In MonkeyLearn, training samples are simply a set of plain text examples that could be extracted from webpages, articles, news, tweets, reviews, emails, chat conversations etc. These texts should be representative of future texts that you would want to classify. Usually training data could be in the following states:
- Tagged data: for each text you have the corresponding tag/category.
- Untagged data: you just have a bunch of texts without any tag or category.
With this in mind, usually you’ll be in one of the following situations:
- You have tagged data. That’s great, after getting the data we recommend to take a look and check if the tagging is correct. If they are, you are ready to add these samples to MonkeyLearn and train your classifier!
- You have untagged data. In that case, you should use tools to curate and tag the data. See tagging data for more information.
- You don’t have data at all. In that case, we have to create the training dataset from scratch (gather and tag a training set), the following are some tips to first gather the data.
The following sources are suggested to perform data gathering for both internal and external sources:
You can use internal data, like files, documents, spreadsheets, emails, support tickets, chat conversations and more. You may already have this data in your own databases or tools that you use every day:
Customer Support / Interaction:
- Hubspot CRM
You usually have ways to export this data either by using an export function into CSV files or by using an API.

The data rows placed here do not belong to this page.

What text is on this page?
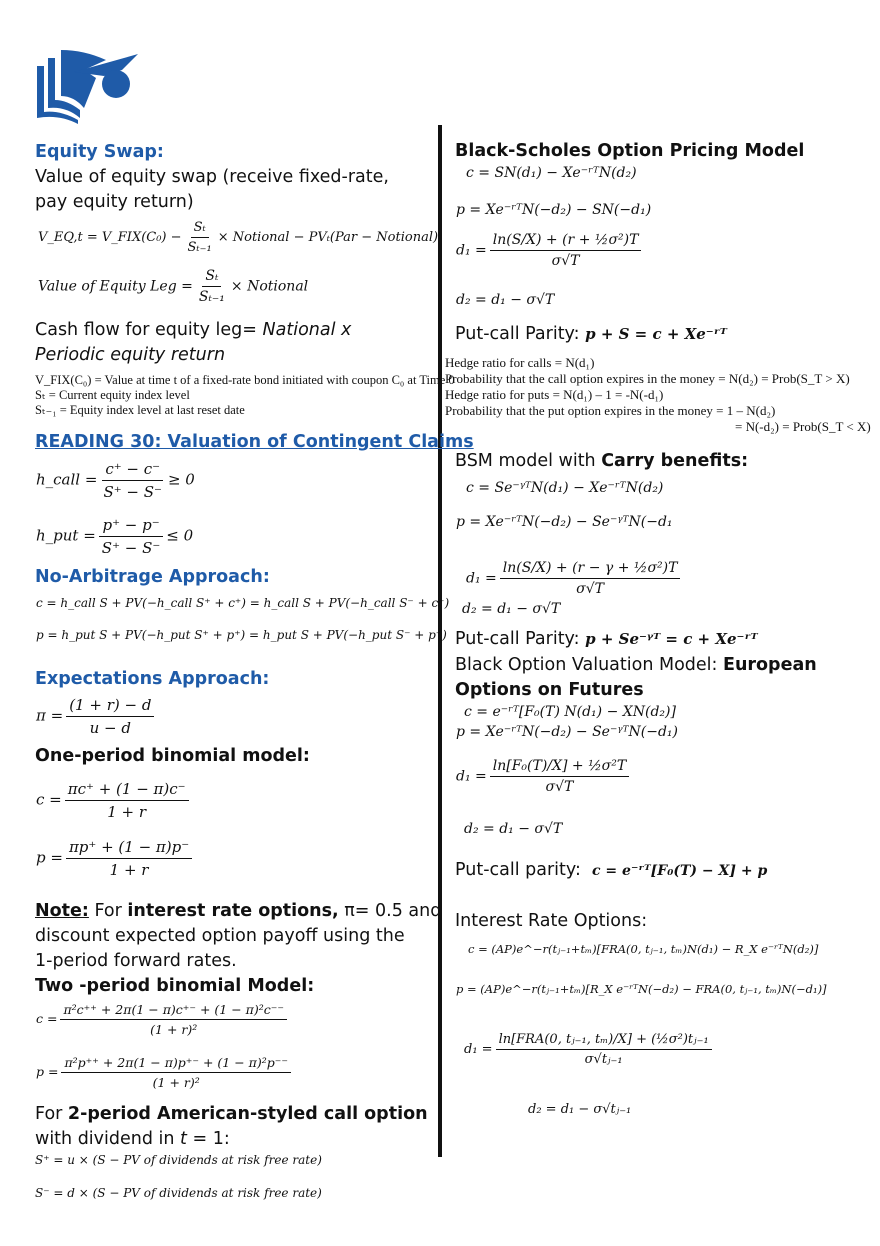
Equity Swap:
Value of equity swap (receive fixed-rate,
pay equity return)
V_EQ,t = V_FIX(C₀) − $\frac{\text{Sₜ}}{\text{Sₜ₋₁}}$ × Notional − PVₜ(Par − Notional)
Value of Equity Leg = $\frac{\text{Sₜ}}{\text{Sₜ₋₁}}$ × Notional
Cash flow for equity leg= National x
Periodic equity return
V_FIX(C₀) = Value at time t of a fixed-rate bond initiated with coupon C₀ at Time 0
Sₜ = Current equity index level
Sₜ₋₁ = Equity index level at last reset date
READING 30: Valuation of Contingent Claims
h_call = $\frac{c^+ - c^-}{S^+ - S^-} \ge 0$
h_put = $\frac{p^+ - p^-}{S^+ - S^-} \le 0$
No-Arbitrage Approach:
c = h_call S + PV(−h_call S⁺ + c⁺) = h_call S + PV(−h_call S⁻ + c⁻)
p = h_put S + PV(−h_put S⁺ + p⁺) = h_put S + PV(−h_put S⁻ + p⁻)
Expectations Approach:
$\pi = \frac{(1 + r) - d}{u - d}$
One-period binomial model:
$c = \frac{\pi c^+ + (1 - \pi)c^-}{1 + r}$
$p = \frac{\pi p^+ + (1 - \pi)p^-}{1 + r}$
Note: For interest rate options, π= 0.5 and
discount expected option payoff using the
1-period forward rates.
Two -period binomial Model:
$c = \frac{\text{π²c⁺⁺ + 2π(1 − π)c⁺⁻ + (1 − π)²c⁻⁻}}{\text{(1 + r)²}}$
$p = \frac{\text{π²p⁺⁺ + 2π(1 − π)p⁺⁻ + (1 − π)²p⁻⁻}}{\text{(1 + r)²}}$
For 2-period American-styled call option
with dividend in t = 1:
S⁺ = u × (S − PV of dividends at risk free rate)
S⁻ = d × (S − PV of dividends at risk free rate)
Black-Scholes Option Pricing Model
c = SN(d₁) − Xe⁻ʳᵀN(d₂)
p = Xe⁻ʳᵀN(−d₂) − SN(−d₁)
$d_1 = \frac{\text{ln(S/X) + (r + ½σ²)T}}{\sigma√T}$
d₂ = d₁ − σ√T
Put-call Parity: p + S = c + Xe⁻ʳᵀ
Hedge ratio for calls = N(d₁)
Probability that the call option expires in the money = N(d₂) = Prob(S_T > X)
Hedge ratio for puts = N(d₁) – 1 = -N(-d₁)
Probability that the put option expires in the money = 1 – N(d₂)
= N(-d₂) = Prob(S_T < X)
BSM model with Carry benefits:
c = Se⁻ᵞᵀN(d₁) − Xe⁻ʳᵀN(d₂)
p = Xe⁻ʳᵀN(−d₂) − Se⁻ᵞᵀN(−d₁
$d_1 = \frac{\text{ln(S/X) + (r − γ + ½σ²)T}}{\sigma√T}$
d₂ = d₁ − σ√T
Put-call Parity: p + Se⁻ᵞᵀ = c + Xe⁻ʳᵀ
Black Option Valuation Model: European
Options on Futures
c = e⁻ʳᵀ[F₀(T) N(d₁) − XN(d₂)]
p = Xe⁻ʳᵀN(−d₂) − Se⁻ᵞᵀN(−d₁)
$d_1 = \frac{\text{ln[F₀(T)/X] + ½σ²T}}{\sigma√T}$
d₂ = d₁ − σ√T
Put-call parity: c = e⁻ʳᵀ[F₀(T) − X] + p
Interest Rate Options:
c = (AP)e^−r(tⱼ₋₁+tₘ)[FRA(0, tⱼ₋₁, tₘ)N(d₁) − R_X e⁻ʳᵀN(d₂)]
p = (AP)e^−r(tⱼ₋₁+tₘ)[R_X e⁻ʳᵀN(−d₂) − FRA(0, tⱼ₋₁, tₘ)N(−d₁)]
$d_1 = \frac{\text{ln[FRA(0, tⱼ₋₁, tₘ)/X] + (½σ²)tⱼ₋₁}}{\text{σ√tⱼ₋₁}}$
d₂ = d₁ − σ√tⱼ₋₁
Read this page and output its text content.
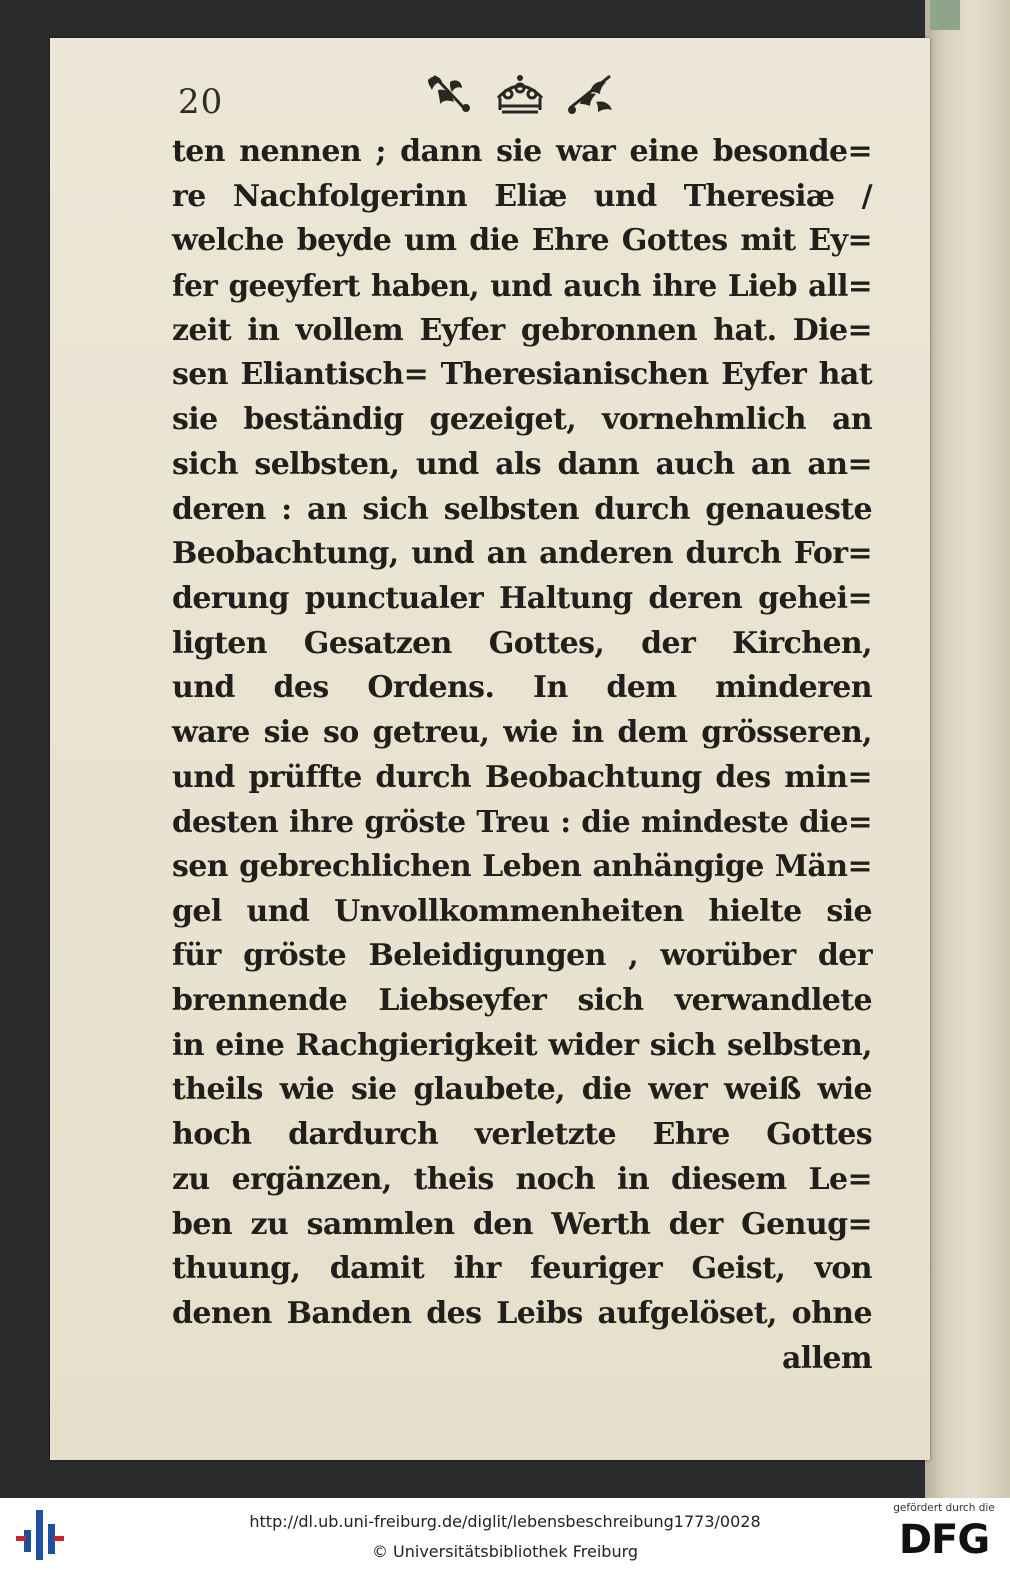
20
ten nennen ; dann sie war eine besonde=
re Nachfolgerinn Eliæ und Theresiæ /
welche beyde um die Ehre Gottes mit Ey=
fer geeyfert haben, und auch ihre Lieb all=
zeit in vollem Eyfer gebronnen hat. Die=
sen Eliantisch= Theresianischen Eyfer hat
sie beständig gezeiget, vornehmlich an
sich selbsten, und als dann auch an an=
deren : an sich selbsten durch genaueste
Beobachtung, und an anderen durch For=
derung punctualer Haltung deren gehei=
ligten Gesatzen Gottes, der Kirchen,
und des Ordens. In dem minderen
ware sie so getreu, wie in dem grösseren,
und prüffte durch Beobachtung des min=
desten ihre gröste Treu : die mindeste die=
sen gebrechlichen Leben anhängige Män=
gel und Unvollkommenheiten hielte sie
für gröste Beleidigungen , worüber der
brennende Liebseyfer sich verwandlete
in eine Rachgierigkeit wider sich selbsten,
theils wie sie glaubete, die wer weiß wie
hoch dardurch verletzte Ehre Gottes
zu ergänzen, theis noch in diesem Le=
ben zu sammlen den Werth der Genug=
thuung, damit ihr feuriger Geist, von
denen Banden des Leibs aufgelöset, ohne
allem
http://dl.ub.uni-freiburg.de/diglit/lebensbeschreibung1773/0028
© Universitätsbibliothek Freiburg
gefördert durch die
DFG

Tools like Zapier or IFTTT can be very helpful getting your training data, especially if you don’t have coding experience. You can use them to connect to the tools that you use every day through the API but without coding
Otherwise, you can gather data automatically or programmatically from the web by using some of the following tools:
Web Scraping tools:
- Scrapy web scraping framework.
- Beautiful Soup framework.
- Screen scraping tools like Portia, Kimono or Import.io
APIs provided by sites and companies (some free and some commercial), eg:
- Twitter public API for tweets.
- AngelList API for company data.
- Wikipedia API for articles.
- Yelp API for local businesses and reviews.

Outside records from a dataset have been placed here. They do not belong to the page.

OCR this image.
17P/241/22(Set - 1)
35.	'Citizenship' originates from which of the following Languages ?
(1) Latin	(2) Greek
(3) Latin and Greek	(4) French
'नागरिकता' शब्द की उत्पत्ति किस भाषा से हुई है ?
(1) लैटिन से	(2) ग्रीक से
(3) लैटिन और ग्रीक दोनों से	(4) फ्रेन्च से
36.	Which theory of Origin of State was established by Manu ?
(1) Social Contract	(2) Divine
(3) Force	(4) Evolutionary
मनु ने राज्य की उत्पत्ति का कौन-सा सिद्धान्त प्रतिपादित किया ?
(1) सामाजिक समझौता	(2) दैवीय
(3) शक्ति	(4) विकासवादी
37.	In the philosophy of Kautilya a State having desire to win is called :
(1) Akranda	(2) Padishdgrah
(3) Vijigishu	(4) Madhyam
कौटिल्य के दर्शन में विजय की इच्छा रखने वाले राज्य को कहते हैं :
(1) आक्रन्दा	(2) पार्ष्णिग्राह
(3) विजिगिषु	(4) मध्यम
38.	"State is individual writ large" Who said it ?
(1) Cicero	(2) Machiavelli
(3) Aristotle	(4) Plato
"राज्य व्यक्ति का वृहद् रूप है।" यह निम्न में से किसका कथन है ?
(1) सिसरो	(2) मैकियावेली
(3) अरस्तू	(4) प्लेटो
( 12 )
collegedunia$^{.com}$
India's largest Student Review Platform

- Data.gov API for US government data.
- eBay API for retail product data.
- Foursquare API for places data.
Manually / Semi-automatically:
- Doing manual searches within the corresponding website’s search bar using related keywords to each category, and manually copying and pasting the title and content.
- Doing a manual search in Google with related keywords and restricting to a particular domain.
Any other particular tool or technique that you are familiar with.